The sitting room was a square box. Its cream-colored walls bore countless dark marks and scuffs and few decorations. A drawing in black pencil of three trees covered the entirety of one wall. Opposite the drawings, Samuel Miller sat on a sagging green-and-blue-striped couch, staring forward. The face was the same as Victor remembered, a long rectangular shape, sunken cheekbones, wide-spaced eyes, and thin lips. Time had worn grooves into his skin. Bags under his eyes looked pregnant with purple fluid. His salt-and-pepper hair was slicked back, nothing like the wild rat’s nest Victor remembered him having in Carmichael.
He didn’t seem to notice Victor at first. Karine sat primly on a folding chair next to the couch. She had been speaking quietly to Samuel. She stopped and looked up at Victor. Her expression was calm and controlled as she gestured to a line of folded chairs leaning against the wall.

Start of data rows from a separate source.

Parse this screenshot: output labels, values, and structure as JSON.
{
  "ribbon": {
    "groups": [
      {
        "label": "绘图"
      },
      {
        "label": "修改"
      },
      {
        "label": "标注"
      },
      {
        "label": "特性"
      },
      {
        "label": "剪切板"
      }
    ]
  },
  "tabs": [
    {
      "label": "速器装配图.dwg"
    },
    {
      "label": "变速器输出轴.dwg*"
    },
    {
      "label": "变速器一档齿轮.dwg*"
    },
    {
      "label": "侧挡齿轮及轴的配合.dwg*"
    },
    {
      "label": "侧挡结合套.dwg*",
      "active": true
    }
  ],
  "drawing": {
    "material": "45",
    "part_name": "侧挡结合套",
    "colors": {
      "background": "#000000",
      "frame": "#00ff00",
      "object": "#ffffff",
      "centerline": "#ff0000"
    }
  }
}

Victor felt the weight of the data egg in his pocket, breathed deep, retrieved a chair, and sat, all without looking too closely at Samuel. He stared into Karine’s eyes, hoping without reason that the data egg would begin to vibrate and divulge Jefferson’s next message and implicate her in his death.
“Samuel and I are discussing what will be expected of him when speaking with MeshNews agents,” Karine said. She turned to Samuel. “Victor was interviewed already, and I think he did quite well.”
Victor peered into Samuel’s eyes. They were dead calm. It was as if there were no one there.
“When both of you are ready,” Karine said, “we’ll start hosting small events on campus with cherry-picked attendees. City council members. Law enforcement. Our goal is to introduce you gradually to dispel any myths and prejudices about mirror resonance syndrome and to win allies to help us advocate for change.”